TOKYO – Eight North Korean fishermen washed up on the northern Japanese coast after their boat broke down, the Japanese government said Friday.
The wooden boat and the crew were located by police late Thursday in the port of the city of Yurihonjo, in Akita prefecture, after receiving a call about “suspicious people” on the beach.
The rescued crew members, who identified themselves as North Koreans and do not have serious injuries, said they were fishing when their vessel’s engine broke down and they drifted ashore in northeastern Japan, government spokesperson Yoshihide Suga said on Friday.
The ship had left North Korea about a month and a half ago to go fishing for squid, but had engine trouble and drifted for about a month, a source close to the investigation told Japanese state broadcaster NHK.
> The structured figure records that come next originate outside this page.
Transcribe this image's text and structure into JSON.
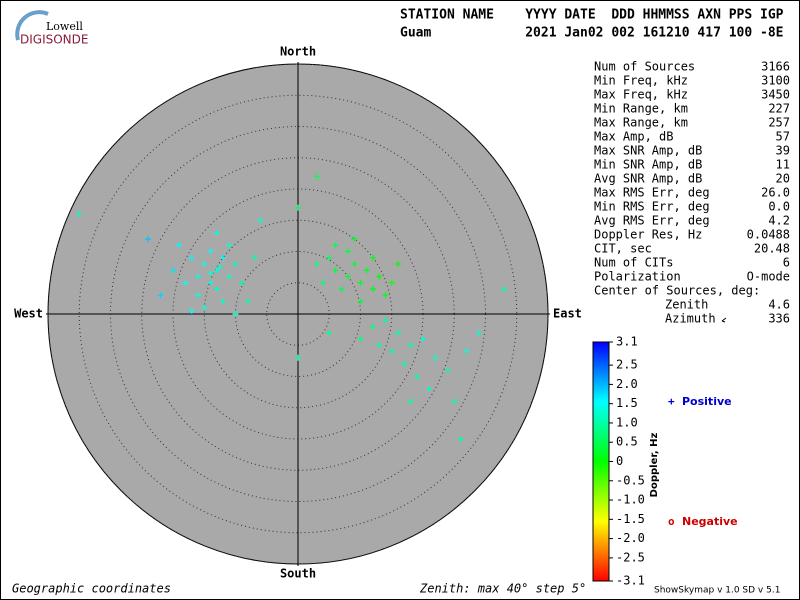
{
  "logo": {
    "top": "Lowell",
    "bottom": "DIGISONDE"
  },
  "header": {
    "row1": "STATION NAME    YYYY DATE  DDD HHMMSS AXN PPS IGP",
    "row2": "Guam            2021 Jan02 002 161210 417 100 -8E"
  },
  "stats": {
    "rows": [
      [
        "Num of Sources",
        3166
      ],
      [
        "Min Freq, kHz",
        3100
      ],
      [
        "Max Freq, kHz",
        3450
      ],
      [
        "Min Range, km",
        227
      ],
      [
        "Max Range, km",
        257
      ],
      [
        "Max Amp, dB",
        57
      ],
      [
        "Max SNR Amp, dB",
        39
      ],
      [
        "Min SNR Amp, dB",
        11
      ],
      [
        "Avg SNR Amp, dB",
        20
      ],
      [
        "Max RMS Err, deg",
        "26.0"
      ],
      [
        "Min RMS Err, deg",
        "0.0"
      ],
      [
        "Avg RMS Err, deg",
        4.2
      ],
      [
        "Doppler Res, Hz",
        0.0488
      ],
      [
        "CIT, sec",
        20.48
      ],
      [
        "Num of CITs",
        6
      ],
      [
        "Polarization",
        "O-mode"
      ]
    ],
    "center_title": "Center of Sources, deg:",
    "center_rows": [
      [
        "Zenith",
        4.6
      ],
      [
        "Azimuth",
        336
      ]
    ]
  },
  "chart_data": {
    "type": "skymap",
    "directions": {
      "north": "North",
      "south": "South",
      "east": "East",
      "west": "West"
    },
    "rlim": [
      0,
      40
    ],
    "rticks": [
      5,
      10,
      15,
      20,
      25,
      30,
      35,
      40
    ],
    "x": [
      -13,
      -15,
      -11,
      -14,
      -12,
      -16,
      -10,
      -17,
      -13,
      -18,
      -9,
      -14,
      -12,
      -16,
      -20,
      -11,
      -8,
      -19,
      -15,
      -22,
      -7,
      -13,
      -24,
      -10,
      -17,
      -6,
      -14,
      -12.5,
      8,
      10,
      6,
      9,
      12,
      7,
      11,
      5,
      13,
      8,
      14,
      10,
      4,
      6,
      12,
      15,
      9,
      3,
      16,
      14,
      16,
      12,
      18,
      15,
      20,
      17,
      22,
      19,
      24,
      13,
      21,
      25,
      18,
      10,
      27,
      5,
      0,
      3,
      0,
      -35,
      33,
      29,
      26
    ],
    "y": [
      7,
      8,
      6,
      5,
      9,
      6,
      8,
      9,
      4,
      5,
      5,
      10,
      2,
      3,
      7,
      11,
      2,
      11,
      1,
      3,
      9,
      13,
      12,
      0,
      0.5,
      15,
      6.5,
      7.5,
      6,
      5,
      7,
      8,
      4,
      4,
      7,
      9,
      6,
      10,
      3,
      2,
      5,
      11,
      9,
      5,
      12,
      8,
      8,
      -1,
      -3,
      -2,
      -5,
      -6,
      -4,
      -8,
      -7,
      -10,
      -9,
      -5,
      -12,
      -14,
      -14,
      -4,
      -6,
      -3,
      -7,
      22,
      17,
      16,
      4,
      -3,
      -20
    ],
    "doppler": [
      1.3,
      1.4,
      1.2,
      1.3,
      1.5,
      1.4,
      1.1,
      1.6,
      1.2,
      1.5,
      1.0,
      1.5,
      1.2,
      1.4,
      1.7,
      1.3,
      1.1,
      1.6,
      1.3,
      1.8,
      1.0,
      1.4,
      1.9,
      1.2,
      1.5,
      1.2,
      1.3,
      1.3,
      0.3,
      0.2,
      0.4,
      0.3,
      0.1,
      0.5,
      0.2,
      0.6,
      0.0,
      0.4,
      0.2,
      0.3,
      0.7,
      0.5,
      0.1,
      -0.1,
      0.3,
      0.8,
      0.0,
      0.9,
      1.0,
      0.8,
      1.1,
      1.0,
      1.2,
      1.1,
      1.2,
      1.0,
      1.1,
      0.9,
      1.2,
      1.0,
      0.9,
      0.8,
      1.3,
      0.9,
      1.0,
      0.5,
      0.6,
      1.2,
      1.1,
      1.2,
      1.0
    ],
    "colorbar": {
      "label": "Doppler, Hz",
      "lim": [
        -3.1,
        3.1
      ],
      "ticks": [
        3.1,
        2.5,
        {
          "value": 2,
          "label": "2.0"
        },
        1.5,
        {
          "value": 1,
          "label": "1.0"
        },
        0.5,
        0,
        -0.5,
        {
          "value": -1,
          "label": "-1.0"
        },
        -1.5,
        {
          "value": -2,
          "label": "-2.0"
        },
        -2.5,
        -3.1
      ]
    },
    "legend": {
      "positive": {
        "symbol": "+",
        "name": "Positive",
        "color": "#0000cc"
      },
      "negative": {
        "symbol": "o",
        "name": "Negative",
        "color": "#cc0000"
      }
    },
    "plot_color": "#a9a9a9"
  },
  "footer": {
    "left": "Geographic coordinates",
    "middle": "Zenith: max 40°  step 5°",
    "right": "ShowSkymap v 1.0   SD v 5.1"
  }
}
The police were interrogating the fishermen and have searched the boat without finding any evidence that they are spies, NHK said.
The boat carried a plaque written in Korean with the term “Chongjin,” the name of a city in northeastern North Korea, according to the Japanese news agency Kyodo.
Suga said the crew would be repatriated after a police investigation.
Police officials cited by Kyodo said it was unlikely the fishermen were asylum seekers given their eagerness to return home.
On Nov. 15, the Japanese coast guard rescued three North Korean sailors from another vessel that capsized in the Sea of Japan with 15 crew members on board.
The Japanese government decided to repatriate almost immediately the three fishermen found alive after they said they wanted to return to home.